Conceptos Básicos
The networks learn to denoise and dereverberate the microphone signals to better correlate them and consequently estimate the source position.
Resumen
The paper investigates the use of eXplainable Artificial Intelligence (XAI) techniques, specifically Layer-wise Relevance Propagation (LRP), to analyze two end-to-end deep learning models for speech source localization.
Key highlights:
- The authors inspect the relevance associated with the input features of the two models and discover that both networks denoise and de-reverberate the microphone signals to compute more accurate statistical correlations between them and consequently localize the sources.
- The relevance signals indicate that the networks focus more on the temporal information, such as the onset of the speech signals, rather than the intelligible content of the speech.
- The authors estimate the Time-Difference of Arrivals (TDoAs) via the Generalized Cross Correlation with Phase Transform (GCC-PHAT) using both microphone signals and relevance signals extracted from the two networks, and show that the TDoA estimation is more accurate using the relevance signals.

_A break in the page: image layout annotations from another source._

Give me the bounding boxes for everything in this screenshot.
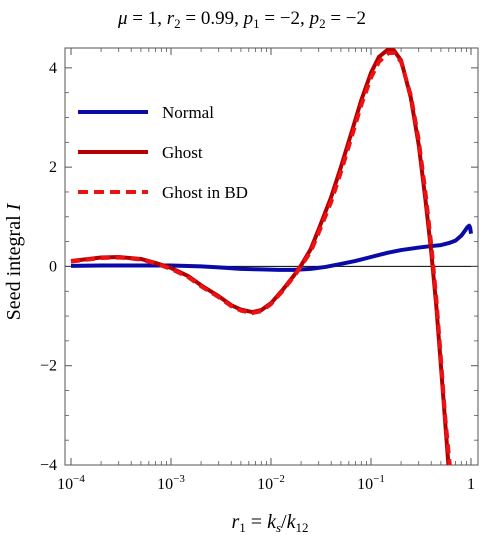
x-axis-label: r1 = ks/k12 xyxy=(232,511,309,535)
y-tick-label: 4 xyxy=(49,60,57,77)
x-tick-label: 10−2 xyxy=(257,473,285,493)
y-axis-label: Seed integral I xyxy=(3,202,25,320)
x-tick-label: 10−1 xyxy=(357,473,385,493)
series-line-ghost xyxy=(70,48,451,465)
plot-area: −4 −2 0 2 4 10−4 10−3 10−2 10−1 1 xyxy=(40,47,479,493)
y-tick-label: 2 xyxy=(49,159,57,176)
y-tick-label: −2 xyxy=(40,358,57,375)
legend: Normal Ghost Ghost in BD xyxy=(78,103,248,202)
series-line-normal xyxy=(70,223,473,272)
x-tick-label: 10−3 xyxy=(157,473,185,493)
series-line-ghost-in-bd xyxy=(70,50,452,465)
y-tick-label: 0 xyxy=(49,258,57,275)
legend-label-ghost: Ghost xyxy=(162,143,203,162)
x-tick-label: 10−4 xyxy=(57,473,85,493)
y-tick-label: −4 xyxy=(40,457,57,474)
x-tick-label: 1 xyxy=(467,476,475,493)
chart-title: μ = 1, r2 = 0.99, p1 = −2, p2 = −2 xyxy=(117,8,366,31)
legend-label-ghost-bd: Ghost in BD xyxy=(162,183,248,202)
legend-label-normal: Normal xyxy=(162,103,214,122)
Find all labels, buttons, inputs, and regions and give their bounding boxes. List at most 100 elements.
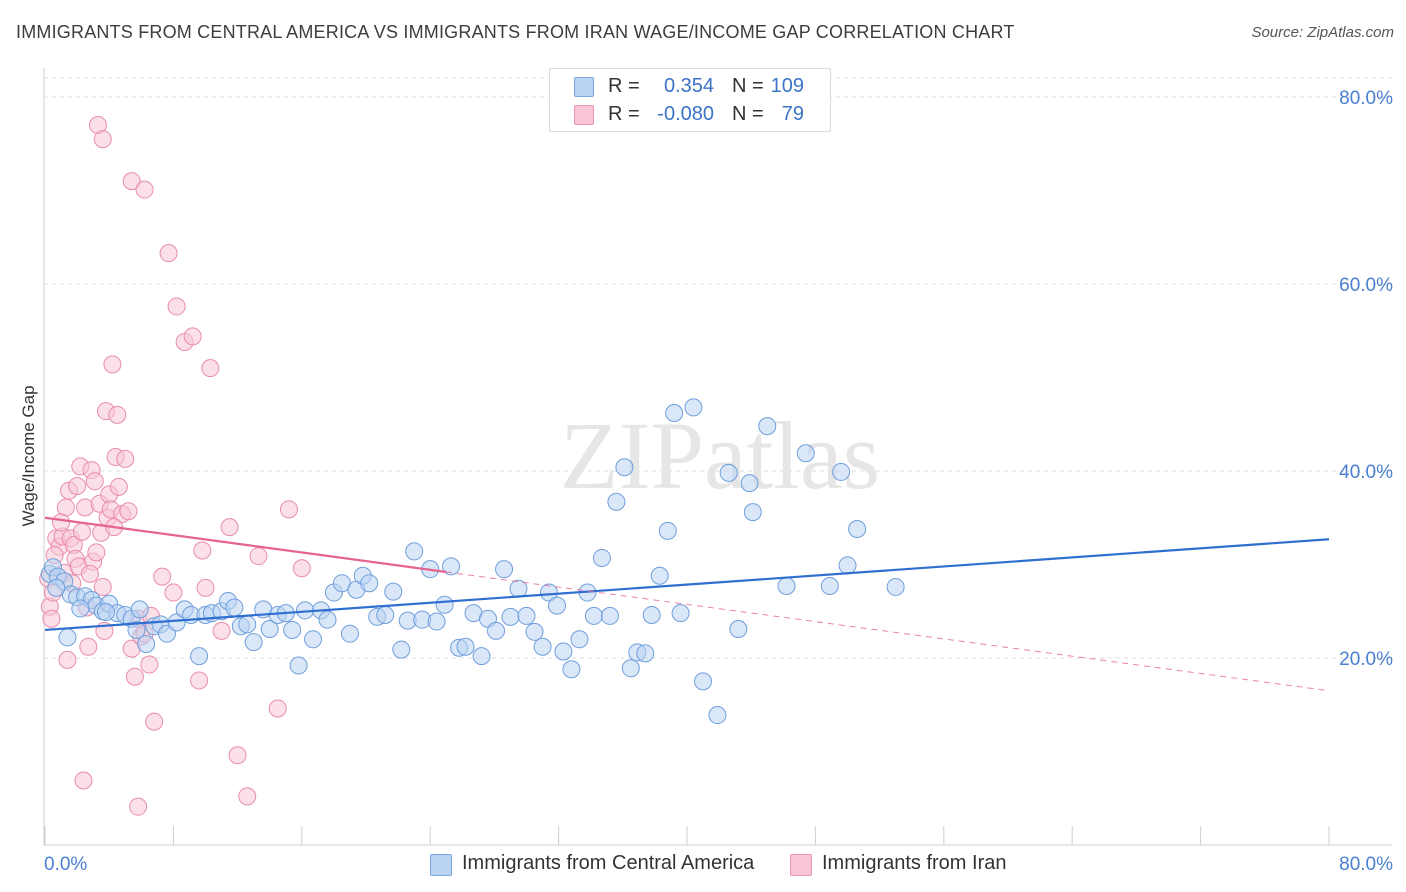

- The results suggest that the networks leverage on the statistical correlation between the microphone signals to estimate the source position, rather than relying on the speech content.
Estadísticas
The probability of anomalous TDoA estimates is lower when using the relevance signals compared to the microphone signals, especially in more challenging environmental conditions (higher reverberation and noise).
Citas
"The relevance signals indicate which part of the input signals are deemed important by the networks to estimate the source location. This means that both models learned from the microphone signals information that enables to better estimate the TDoA, suggesting, as expected, that the networks leverage on statistical correlation between the microphone signals to estimate the source position."